Andrew Steiger—“Skippy” to friends—had worked with Allen at Mother’s Brewing before he became a distiller at Ty Iechyd Da. Like Allen, the Washington, Missouri, native got interested in the craft as a college student. Home brewing was his hobby as he studied business and finance at the University of Missouri. Later, Steiger helped establish Leaky Roof Meadery in Buffalo before he joined Ty Iechyd Da as a distiller. “There are a lot of similarities between brewing and distilling,” the 43-year-old says.
The distilling process is part science, part art. The team may decide to blend two barrels to make a drink come closer to their ideal—or opt for a delightful surprise. “If something comes out and it tastes just the way you had it in your mind, it’s a pretty cool thing,” Allen says. “At the same time, when it comes out completely different than you had in your mind, that’s still pretty sweet, too.”

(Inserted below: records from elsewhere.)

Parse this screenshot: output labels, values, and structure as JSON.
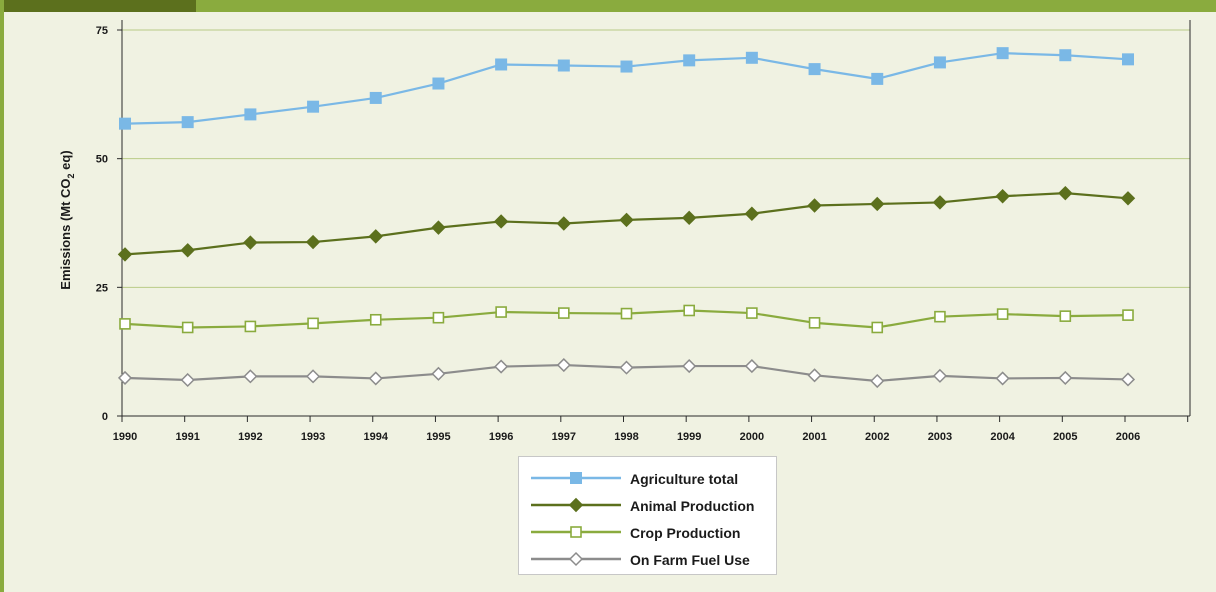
{
  "chart_data": {
    "type": "line",
    "title": "",
    "xlabel": "",
    "ylabel": "Emissions (Mt CO2 eq)",
    "ylabel_parts": {
      "pre": "Emissions (Mt CO",
      "sub": "2",
      "post": " eq)"
    },
    "x": [
      "1990",
      "1991",
      "1992",
      "1993",
      "1994",
      "1995",
      "1996",
      "1997",
      "1998",
      "1999",
      "2000",
      "2001",
      "2002",
      "2003",
      "2004",
      "2005",
      "2006"
    ],
    "ylim": [
      0,
      75
    ],
    "yticks": [
      "0",
      "25",
      "50",
      "75"
    ],
    "ytick_values": [
      0,
      25,
      50,
      75
    ],
    "grid": "horizontal",
    "legend_position": "bottom-center",
    "series": [
      {
        "name": "Agriculture total",
        "color": "#7ab8e6",
        "marker": "square-filled",
        "values": [
          56.8,
          57.1,
          58.6,
          60.1,
          61.8,
          64.6,
          68.3,
          68.1,
          67.9,
          69.1,
          69.6,
          67.4,
          65.5,
          68.7,
          70.5,
          70.1,
          69.3
        ]
      },
      {
        "name": "Animal Production",
        "color": "#5c701d",
        "marker": "diamond-filled",
        "values": [
          31.4,
          32.2,
          33.7,
          33.8,
          34.9,
          36.6,
          37.8,
          37.4,
          38.1,
          38.5,
          39.3,
          40.9,
          41.2,
          41.5,
          42.7,
          43.3,
          42.3
        ]
      },
      {
        "name": "Crop Production",
        "color": "#8aab3e",
        "marker": "square-open",
        "values": [
          17.9,
          17.2,
          17.4,
          18.0,
          18.7,
          19.1,
          20.2,
          20.0,
          19.9,
          20.5,
          20.0,
          18.1,
          17.2,
          19.3,
          19.8,
          19.4,
          19.6
        ]
      },
      {
        "name": "On Farm Fuel Use",
        "color": "#8c8c8c",
        "marker": "diamond-open",
        "values": [
          7.4,
          7.0,
          7.7,
          7.7,
          7.3,
          8.2,
          9.6,
          9.9,
          9.4,
          9.7,
          9.7,
          7.9,
          6.8,
          7.8,
          7.3,
          7.4,
          7.1
        ]
      }
    ]
  }
}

“It’s very similar to cooking recipes,” Steiger adds. “You have empirical data from a recipe you’ve tried before and you can say, ‘Well, I like this aspect of it,’ and that’s kind of how we build our recipes.”
Barrel-to-bottle time isn’t nearly as long for gin, they note—as little as a week from still to bottle. Ty Iechyd Da’s Ozark Mountain Daredevils Dry Gin flavors BrewCo cocktails like the Peach Collins and the SBC L.I.T., which also includes the distillery’s vodka, rum and a candied orange liqueur called Sweet Blondie’s—named, like the Songbird gins, after BrewCo owners Neil and Christina Chanter’s daughters.

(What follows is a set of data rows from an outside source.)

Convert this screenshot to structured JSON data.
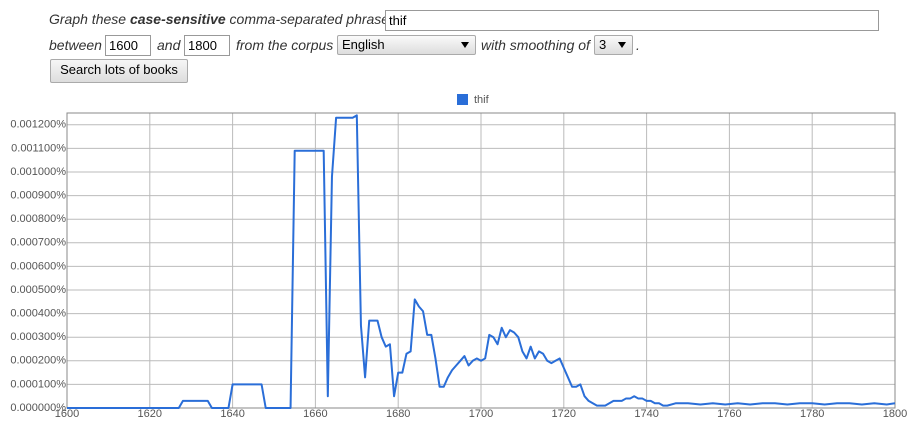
{
  "form": {
    "prefix": "Graph these ",
    "emphasis": "case-sensitive",
    "suffix": " comma-separated phrases:",
    "phrases": "thif",
    "between_label": "between",
    "start_year": "1600",
    "and_label": "and",
    "end_year": "1800",
    "corpus_label": "from the corpus",
    "corpus": "English",
    "smoothing_label": "with smoothing of",
    "smoothing": "3",
    "period": ".",
    "button": "Search lots of books"
  },
  "chart_data": {
    "type": "line",
    "x": [
      1600,
      1627,
      1628,
      1634,
      1635,
      1639,
      1640,
      1647,
      1648,
      1654,
      1655,
      1662,
      1663,
      1664,
      1665,
      1669,
      1670,
      1671,
      1672,
      1673,
      1674,
      1675,
      1676,
      1677,
      1678,
      1679,
      1680,
      1681,
      1682,
      1683,
      1684,
      1685,
      1686,
      1687,
      1688,
      1689,
      1690,
      1691,
      1692,
      1693,
      1694,
      1695,
      1696,
      1697,
      1698,
      1699,
      1700,
      1701,
      1702,
      1703,
      1704,
      1705,
      1706,
      1707,
      1708,
      1709,
      1710,
      1711,
      1712,
      1713,
      1714,
      1715,
      1716,
      1717,
      1718,
      1719,
      1720,
      1721,
      1722,
      1723,
      1724,
      1725,
      1726,
      1727,
      1728,
      1729,
      1730,
      1731,
      1732,
      1733,
      1734,
      1735,
      1736,
      1737,
      1738,
      1739,
      1740,
      1741,
      1742,
      1743,
      1744,
      1745,
      1747,
      1750,
      1753,
      1756,
      1759,
      1762,
      1765,
      1768,
      1771,
      1774,
      1777,
      1780,
      1783,
      1786,
      1789,
      1792,
      1795,
      1798,
      1800
    ],
    "series": [
      {
        "name": "thif",
        "color": "#2a6ed8",
        "values": [
          0,
          0,
          3e-05,
          3e-05,
          0,
          0,
          0.0001,
          0.0001,
          0,
          0,
          0.00109,
          0.00109,
          5e-05,
          0.00098,
          0.00123,
          0.00123,
          0.00124,
          0.00035,
          0.00013,
          0.00037,
          0.00037,
          0.00037,
          0.0003,
          0.00026,
          0.00027,
          5e-05,
          0.00015,
          0.00015,
          0.00023,
          0.00024,
          0.00046,
          0.00043,
          0.00041,
          0.00031,
          0.00031,
          0.00021,
          9e-05,
          9e-05,
          0.00013,
          0.00016,
          0.00018,
          0.0002,
          0.00022,
          0.00018,
          0.0002,
          0.00021,
          0.0002,
          0.00021,
          0.00031,
          0.0003,
          0.00027,
          0.00034,
          0.0003,
          0.00033,
          0.00032,
          0.0003,
          0.00024,
          0.00021,
          0.00026,
          0.00021,
          0.00024,
          0.00023,
          0.0002,
          0.00019,
          0.0002,
          0.00021,
          0.00017,
          0.00013,
          9e-05,
          9e-05,
          0.0001,
          5e-05,
          3e-05,
          2e-05,
          1e-05,
          1e-05,
          1e-05,
          2e-05,
          3e-05,
          3e-05,
          3e-05,
          4e-05,
          4e-05,
          5e-05,
          4e-05,
          4e-05,
          3e-05,
          3e-05,
          2e-05,
          2e-05,
          1e-05,
          1e-05,
          2e-05,
          2e-05,
          1.5e-05,
          2e-05,
          1.5e-05,
          2e-05,
          1.5e-05,
          2e-05,
          2e-05,
          1.5e-05,
          2e-05,
          2e-05,
          1.5e-05,
          2e-05,
          2e-05,
          1.5e-05,
          2e-05,
          1.5e-05,
          2e-05
        ]
      }
    ],
    "xlim": [
      1600,
      1800
    ],
    "xticks": [
      1600,
      1620,
      1640,
      1660,
      1680,
      1700,
      1720,
      1740,
      1760,
      1780,
      1800
    ],
    "ylim": [
      0,
      0.00125
    ],
    "yticks": [
      {
        "value": 0,
        "label": "0.000000%"
      },
      {
        "value": 0.0001,
        "label": "0.000100%"
      },
      {
        "value": 0.0002,
        "label": "0.000200%"
      },
      {
        "value": 0.0003,
        "label": "0.000300%"
      },
      {
        "value": 0.0004,
        "label": "0.000400%"
      },
      {
        "value": 0.0005,
        "label": "0.000500%"
      },
      {
        "value": 0.0006,
        "label": "0.000600%"
      },
      {
        "value": 0.0007,
        "label": "0.000700%"
      },
      {
        "value": 0.0008,
        "label": "0.000800%"
      },
      {
        "value": 0.0009,
        "label": "0.000900%"
      },
      {
        "value": 0.001,
        "label": "0.001000%"
      },
      {
        "value": 0.0011,
        "label": "0.001100%"
      },
      {
        "value": 0.0012,
        "label": "0.001200%"
      }
    ],
    "grid": true,
    "legend": "top"
  }
}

Ty Iechyd Da’s Hinterland Maple Bourbon is already a favorite among customers. With plans to expand the distillery’s production area in the works, Allen and Steiger say they’re excited about spirits that should be bottled up and served at BrewCo as soon as this summer. Brandy lovers can look forward to spirits made from Missouri apples as well as one concocted during the pandemic with fruits from Springfield-based Date Lady organic dates. They’re even “playing around” with cocoa nibs from Askinosie Chocolate to create a chocolate liqueur, he adds.
“At the end of the day, you see a tank full of whiskey and you’re like, ‘Okay, I did something today,’” Allen says.
[Editor’s note: The third member of the distilling team, Head Distiller and Production Manager Brandon Moore, was traveling abroad when this interview was conducted.]